SHARE

carapandang.com | Joko Widodo

Pemerintah akhirnya memutuskan untuk tidak lockdown karena jika sampai diterapkan isolasi total, masyarakat akan kesulitan mencari makan. Bahkan, menurut hitungan Pemerintah, tidak sampai 3 pekan setelah diterapkan lockdown, akan timbul kerusuhan.

“Saya semedi 3 hari untuk memutuskan apa ini, apakah kita harus lockdown atau tidak, karena memang betul-betul sangat tidak memiliki pengalaman semuanya mengenai ini,” kata Presiden.

Selain tekanan pandemi, Pemerintah saat itu juga harus menghadapi tekanan ekonomi. Penerimaan negara anjlok 16 persen padahal belanja harus naik 12 persen.

Pemerintah dan TNI-Polri pun lantas bersinergi untuk mendongkrak cakupan vaksinasi, yang hingga kini telah mencapai 448 juta suntikan, untuk mempercepat terciptanya kekebalan komunitas agar aktivitas ekonomi segera bergulir.

Kebijakan era pandemi dianalogikan seperti keseimbangan gas dan rem saat mengemudikan kendaraan. Gas ekonomi jika diinjak kebablasan akan mengorbankan kesehatan masyarakat.

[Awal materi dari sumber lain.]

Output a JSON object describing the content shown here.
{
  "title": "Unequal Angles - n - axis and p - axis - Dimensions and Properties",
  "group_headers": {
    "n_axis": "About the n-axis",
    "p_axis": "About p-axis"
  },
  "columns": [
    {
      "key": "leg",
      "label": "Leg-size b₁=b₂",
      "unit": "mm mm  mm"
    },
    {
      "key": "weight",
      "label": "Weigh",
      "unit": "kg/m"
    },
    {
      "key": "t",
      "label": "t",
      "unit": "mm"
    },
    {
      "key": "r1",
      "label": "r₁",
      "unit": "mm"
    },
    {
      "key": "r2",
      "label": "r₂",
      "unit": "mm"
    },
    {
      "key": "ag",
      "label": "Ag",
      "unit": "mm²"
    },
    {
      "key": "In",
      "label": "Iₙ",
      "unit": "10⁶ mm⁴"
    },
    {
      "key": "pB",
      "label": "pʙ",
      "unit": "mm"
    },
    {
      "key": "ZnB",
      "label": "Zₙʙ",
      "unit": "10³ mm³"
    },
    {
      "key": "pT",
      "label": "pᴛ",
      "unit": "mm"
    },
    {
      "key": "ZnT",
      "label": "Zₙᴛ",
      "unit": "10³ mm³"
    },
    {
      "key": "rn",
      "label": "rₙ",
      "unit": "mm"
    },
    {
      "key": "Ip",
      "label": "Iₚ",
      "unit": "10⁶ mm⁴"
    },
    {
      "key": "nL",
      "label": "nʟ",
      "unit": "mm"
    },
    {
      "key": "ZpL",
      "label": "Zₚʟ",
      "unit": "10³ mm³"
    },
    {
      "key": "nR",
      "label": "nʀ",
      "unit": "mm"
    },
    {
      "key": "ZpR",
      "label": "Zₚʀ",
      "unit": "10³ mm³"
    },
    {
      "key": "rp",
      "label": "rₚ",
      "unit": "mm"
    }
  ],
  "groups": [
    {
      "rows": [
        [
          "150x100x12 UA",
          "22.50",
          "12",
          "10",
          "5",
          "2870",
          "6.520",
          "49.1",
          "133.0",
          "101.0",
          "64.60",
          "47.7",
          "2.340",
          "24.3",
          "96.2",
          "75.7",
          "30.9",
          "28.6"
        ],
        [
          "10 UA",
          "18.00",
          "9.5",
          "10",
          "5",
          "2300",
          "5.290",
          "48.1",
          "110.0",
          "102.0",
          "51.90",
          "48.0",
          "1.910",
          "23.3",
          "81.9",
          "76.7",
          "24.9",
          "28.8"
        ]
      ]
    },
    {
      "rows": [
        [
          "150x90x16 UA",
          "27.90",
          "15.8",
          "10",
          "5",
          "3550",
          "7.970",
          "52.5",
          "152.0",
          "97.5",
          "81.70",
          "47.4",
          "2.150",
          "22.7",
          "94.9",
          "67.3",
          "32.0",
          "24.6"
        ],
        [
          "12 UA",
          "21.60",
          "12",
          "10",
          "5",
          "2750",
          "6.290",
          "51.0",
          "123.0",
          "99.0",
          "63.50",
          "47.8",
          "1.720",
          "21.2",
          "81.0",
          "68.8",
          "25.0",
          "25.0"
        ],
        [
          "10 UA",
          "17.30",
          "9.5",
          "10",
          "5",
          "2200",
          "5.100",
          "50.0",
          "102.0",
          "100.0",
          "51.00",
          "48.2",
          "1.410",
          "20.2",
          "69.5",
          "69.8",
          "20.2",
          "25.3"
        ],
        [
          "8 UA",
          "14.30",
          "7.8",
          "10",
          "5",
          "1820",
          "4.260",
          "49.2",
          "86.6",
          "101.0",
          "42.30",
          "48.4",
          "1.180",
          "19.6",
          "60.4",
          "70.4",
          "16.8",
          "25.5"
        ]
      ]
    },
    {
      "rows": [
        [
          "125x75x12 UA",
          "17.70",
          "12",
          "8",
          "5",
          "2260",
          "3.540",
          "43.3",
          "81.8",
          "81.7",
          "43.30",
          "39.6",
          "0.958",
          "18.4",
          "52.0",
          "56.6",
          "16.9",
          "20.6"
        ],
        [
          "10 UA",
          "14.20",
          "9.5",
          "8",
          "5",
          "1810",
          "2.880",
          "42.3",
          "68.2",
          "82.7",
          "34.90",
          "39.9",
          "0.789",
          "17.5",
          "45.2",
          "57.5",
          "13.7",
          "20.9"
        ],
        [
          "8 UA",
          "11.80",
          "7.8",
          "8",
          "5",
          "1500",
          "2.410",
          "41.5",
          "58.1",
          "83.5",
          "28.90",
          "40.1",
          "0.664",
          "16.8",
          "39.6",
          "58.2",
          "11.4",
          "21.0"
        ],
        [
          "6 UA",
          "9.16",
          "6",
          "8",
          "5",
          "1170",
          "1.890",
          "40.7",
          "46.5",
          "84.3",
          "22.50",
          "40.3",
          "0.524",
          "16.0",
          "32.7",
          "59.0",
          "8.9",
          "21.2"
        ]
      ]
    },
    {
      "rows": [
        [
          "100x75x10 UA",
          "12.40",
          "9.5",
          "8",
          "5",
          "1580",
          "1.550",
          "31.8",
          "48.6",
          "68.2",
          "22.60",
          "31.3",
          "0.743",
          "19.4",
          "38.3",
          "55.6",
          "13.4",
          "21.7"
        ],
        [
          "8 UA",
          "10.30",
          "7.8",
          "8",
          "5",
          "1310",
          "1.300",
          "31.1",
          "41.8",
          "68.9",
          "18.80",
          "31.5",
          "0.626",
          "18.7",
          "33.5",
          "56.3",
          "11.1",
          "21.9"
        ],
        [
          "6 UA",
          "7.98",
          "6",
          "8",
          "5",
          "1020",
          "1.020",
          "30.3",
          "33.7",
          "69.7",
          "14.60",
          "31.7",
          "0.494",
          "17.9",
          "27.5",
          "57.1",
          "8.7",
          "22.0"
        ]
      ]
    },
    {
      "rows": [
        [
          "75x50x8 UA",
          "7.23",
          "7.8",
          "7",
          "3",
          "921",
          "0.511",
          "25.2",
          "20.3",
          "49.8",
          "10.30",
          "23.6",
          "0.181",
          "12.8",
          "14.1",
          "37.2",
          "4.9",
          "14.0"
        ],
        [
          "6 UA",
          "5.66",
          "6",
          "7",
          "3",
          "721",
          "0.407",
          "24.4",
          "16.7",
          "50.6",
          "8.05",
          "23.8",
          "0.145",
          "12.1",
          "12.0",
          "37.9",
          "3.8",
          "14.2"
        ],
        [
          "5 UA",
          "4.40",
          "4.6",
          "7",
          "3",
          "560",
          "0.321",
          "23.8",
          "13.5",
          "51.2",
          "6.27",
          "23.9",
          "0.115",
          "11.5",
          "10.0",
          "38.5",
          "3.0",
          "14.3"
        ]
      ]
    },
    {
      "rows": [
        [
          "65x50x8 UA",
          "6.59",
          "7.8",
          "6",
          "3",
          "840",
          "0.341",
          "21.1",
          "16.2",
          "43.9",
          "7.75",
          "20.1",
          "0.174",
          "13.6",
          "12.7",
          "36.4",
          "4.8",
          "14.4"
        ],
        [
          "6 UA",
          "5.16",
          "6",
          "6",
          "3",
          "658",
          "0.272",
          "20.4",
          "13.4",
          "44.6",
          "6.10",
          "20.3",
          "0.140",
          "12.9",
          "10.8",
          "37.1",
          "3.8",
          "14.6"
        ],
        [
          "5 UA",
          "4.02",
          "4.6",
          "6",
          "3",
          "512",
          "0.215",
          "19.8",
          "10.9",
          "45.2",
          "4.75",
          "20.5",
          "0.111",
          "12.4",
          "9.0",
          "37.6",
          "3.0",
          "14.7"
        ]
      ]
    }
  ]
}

Namun jika rem diinjak terlalu dalam, maka ekonomi masyarakat akan semakin jatuh. Karena itu perlu ada keseimbangan antara gas dan rem.

Hal itu pula yang saat ini masih diterapkan Pemerintah. Pada masa transisi ini, Satgas COVID-19 tetap berjalan.

Vaksinasi penguat (booster) tetap diberikan gratis. Early warning indicator dan early warning system pandemi COVID-19 tetap dimonitor dan dikelola oleh Kementerian Kesehatan.

Penerapan metode pengintaian atau surveilans kesehatan juga terus ditingkatkan. Hal tersebut terlihat ketika Kementerian Kesehatan berhasil mendeteksi masuknya COVID-19 varian Kraken di Balikpapan, Kalimantan Timur, dan segera melakukan pelacakan kontak erat untuk mencegah penyebaran.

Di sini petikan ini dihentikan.